I glance toward my guest bedroom, wondering what Parker is doing. Did she go and have a long soak in the bath, or did she curl up in bed? If I’d stood at her door, would I have heard that familiar buzz of her vibrator and the soft moans she lets out as she comes?
“Yeah,” I muse, dragging my thoughts from the gutter. “It does. You need to come to a game.”
“I do. It’s been forever.”
“Let me know what game you can make and how many tickets you need.”
“Aw, you’re the best.”
“I do try. Wanna lift the cup this year.”
“It’s going to happen. You’re all killing it. Especially your new rookie. He’s hot.”
“Nova,” I warn. “Stay the fuck away from my teammates.”
The second the words pass my lips, I understand the irony.
Here I am warning my little sister away from my teammates, while I’ve got my best friend’s little sister living rent-free in both my guest room and my dirty fantasies.
43
PARKER
The next week passes in a blur of traveling, games, and exhaustion. But despite that, every day I love my job and the direction my career is going even more. This job might have turned my world upside down, but as I expected, it’s in the best way possible.
The guys are incredible. They’re midway through the season, and their bodies are beginning to show the signs of exertion. With every game, there is more athletic tape used to keep them together, and the postgame sessions on my table get longer, as do the ice baths.

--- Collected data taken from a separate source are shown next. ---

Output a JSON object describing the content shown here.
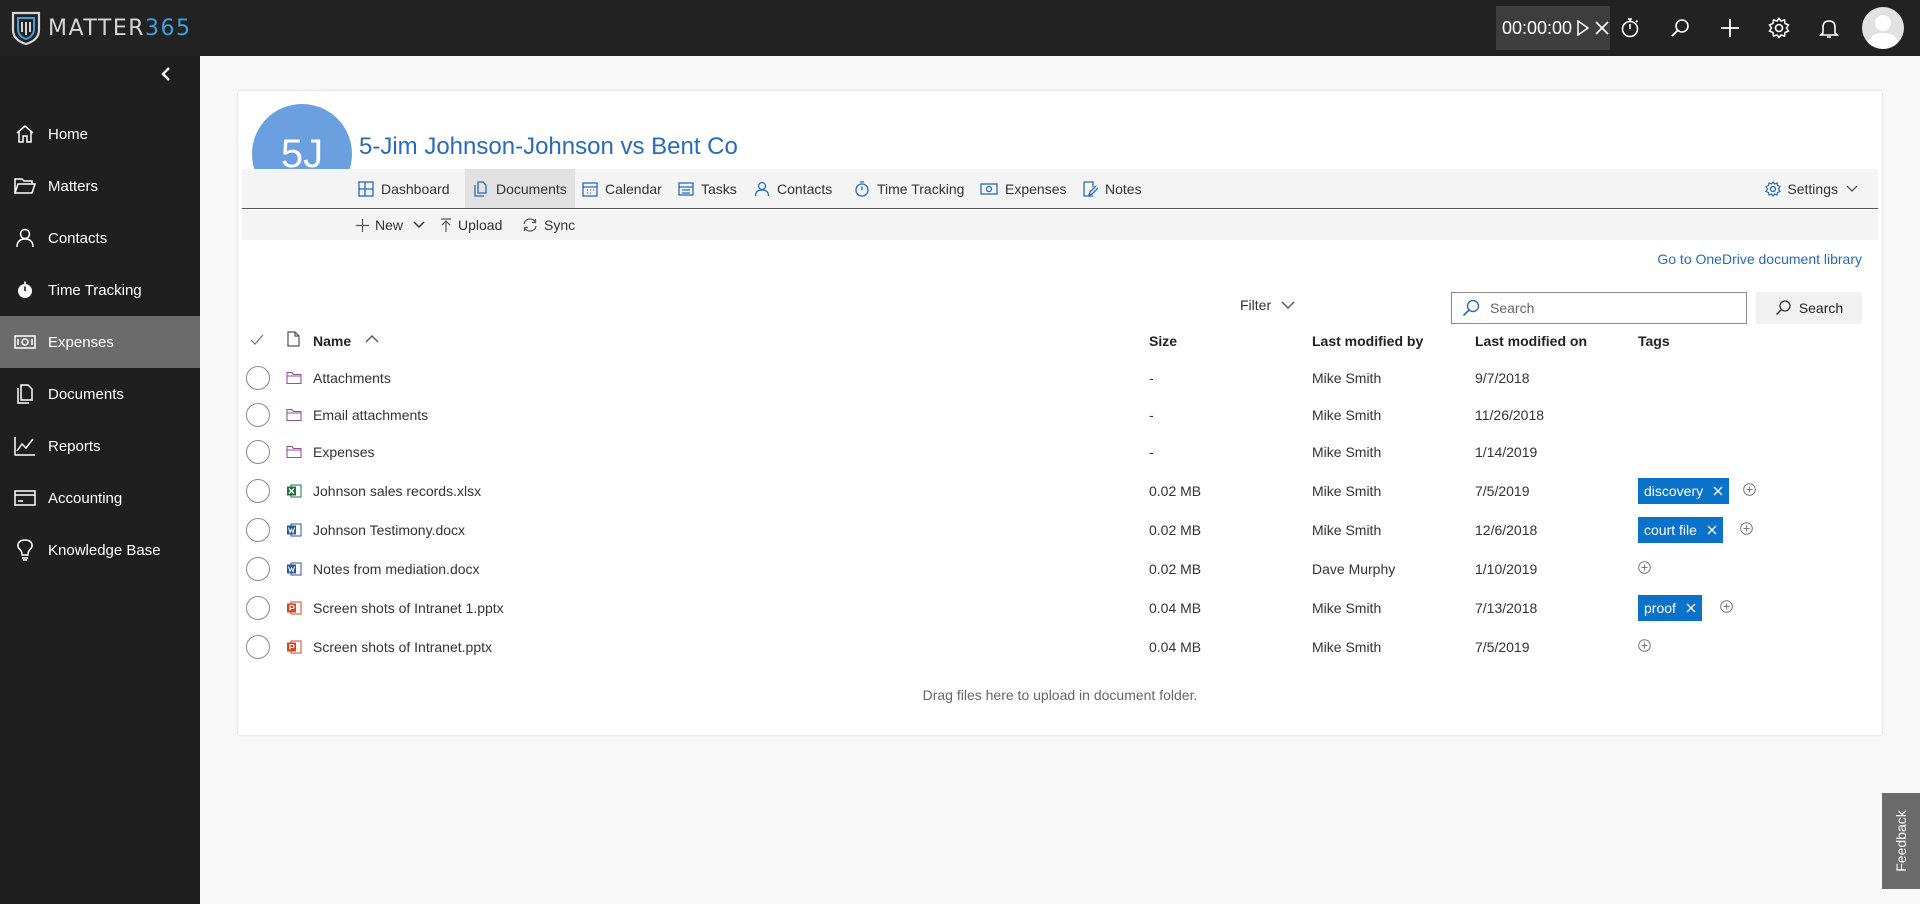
{
  "app": {
    "logo_word": "MATTER",
    "logo_num": "365"
  },
  "timer": {
    "value": "00:00:00"
  },
  "sidebar": {
    "items": [
      {
        "label": "Home",
        "icon": "home-icon"
      },
      {
        "label": "Matters",
        "icon": "folder-open-icon"
      },
      {
        "label": "Contacts",
        "icon": "person-icon"
      },
      {
        "label": "Time Tracking",
        "icon": "stopwatch-icon"
      },
      {
        "label": "Expenses",
        "icon": "money-icon",
        "active": true
      },
      {
        "label": "Documents",
        "icon": "documents-icon"
      },
      {
        "label": "Reports",
        "icon": "chart-icon"
      },
      {
        "label": "Accounting",
        "icon": "card-icon"
      },
      {
        "label": "Knowledge Base",
        "icon": "lightbulb-icon"
      }
    ]
  },
  "matter": {
    "initials": "5J",
    "title": "5-Jim Johnson-Johnson vs Bent Co"
  },
  "tabs": [
    {
      "label": "Dashboard"
    },
    {
      "label": "Documents",
      "active": true
    },
    {
      "label": "Calendar"
    },
    {
      "label": "Tasks"
    },
    {
      "label": "Contacts"
    },
    {
      "label": "Time Tracking"
    },
    {
      "label": "Expenses"
    },
    {
      "label": "Notes"
    }
  ],
  "settings_label": "Settings",
  "commands": {
    "new": "New",
    "upload": "Upload",
    "sync": "Sync"
  },
  "onedrive_link": "Go to OneDrive document library",
  "filter_label": "Filter",
  "search": {
    "placeholder": "Search",
    "button_label": "Search"
  },
  "columns": {
    "name": "Name",
    "size": "Size",
    "modified_by": "Last modified by",
    "modified_on": "Last modified on",
    "tags": "Tags"
  },
  "files": [
    {
      "name": "Attachments",
      "type": "folder",
      "size": "-",
      "modified_by": "Mike Smith",
      "modified_on": "9/7/2018",
      "tag": null
    },
    {
      "name": "Email attachments",
      "type": "folder",
      "size": "-",
      "modified_by": "Mike Smith",
      "modified_on": "11/26/2018",
      "tag": null
    },
    {
      "name": "Expenses",
      "type": "folder",
      "size": "-",
      "modified_by": "Mike Smith",
      "modified_on": "1/14/2019",
      "tag": null
    },
    {
      "name": "Johnson sales records.xlsx",
      "type": "xlsx",
      "size": "0.02 MB",
      "modified_by": "Mike Smith",
      "modified_on": "7/5/2019",
      "tag": "discovery"
    },
    {
      "name": "Johnson Testimony.docx",
      "type": "docx",
      "size": "0.02 MB",
      "modified_by": "Mike Smith",
      "modified_on": "12/6/2018",
      "tag": "court file"
    },
    {
      "name": "Notes from mediation.docx",
      "type": "docx",
      "size": "0.02 MB",
      "modified_by": "Dave Murphy",
      "modified_on": "1/10/2019",
      "tag": null
    },
    {
      "name": "Screen shots of Intranet 1.pptx",
      "type": "pptx",
      "size": "0.04 MB",
      "modified_by": "Mike Smith",
      "modified_on": "7/13/2018",
      "tag": "proof"
    },
    {
      "name": "Screen shots of Intranet.pptx",
      "type": "pptx",
      "size": "0.04 MB",
      "modified_by": "Mike Smith",
      "modified_on": "7/5/2019",
      "tag": null
    }
  ],
  "drop_note": "Drag files here to upload in document folder.",
  "feedback_label": "Feedback",
  "colors": {
    "topbar": "#222222",
    "sidebar": "#1f1f1f",
    "sidebar_active": "#6b6b6b",
    "accent": "#2a6bb8",
    "tag": "#0a73c9",
    "matter_avatar": "#6a9fe0"
  }
}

It’s late afternoon when my final athlete of the day rolls off my table, dresses, and slips out of the room.
With my own exhaustion and need for a quiet, early night setting in, I take my iPad to our connecting office and fall into my chair to get some notes written up.
The sound of Mitchell and the athlete he’s working with filters through the air, but I easily block them out and focus on my own job.
It’s not until his shadow darkens the doorway to the office a while later that I finally look up from what I’m doing.
“I’m late,” he tells me as he grabs his bag and throws it over his shoulder, ready to leave.
Suspicion rolls through me, and I push to my feet and look out into the training room.
The table he abandoned is still covered in his athlete’s sweat, and there is tape littering the floor, equipment everywhere.
“You can clean up for me, can’t you?” he sneers as he pushes past me.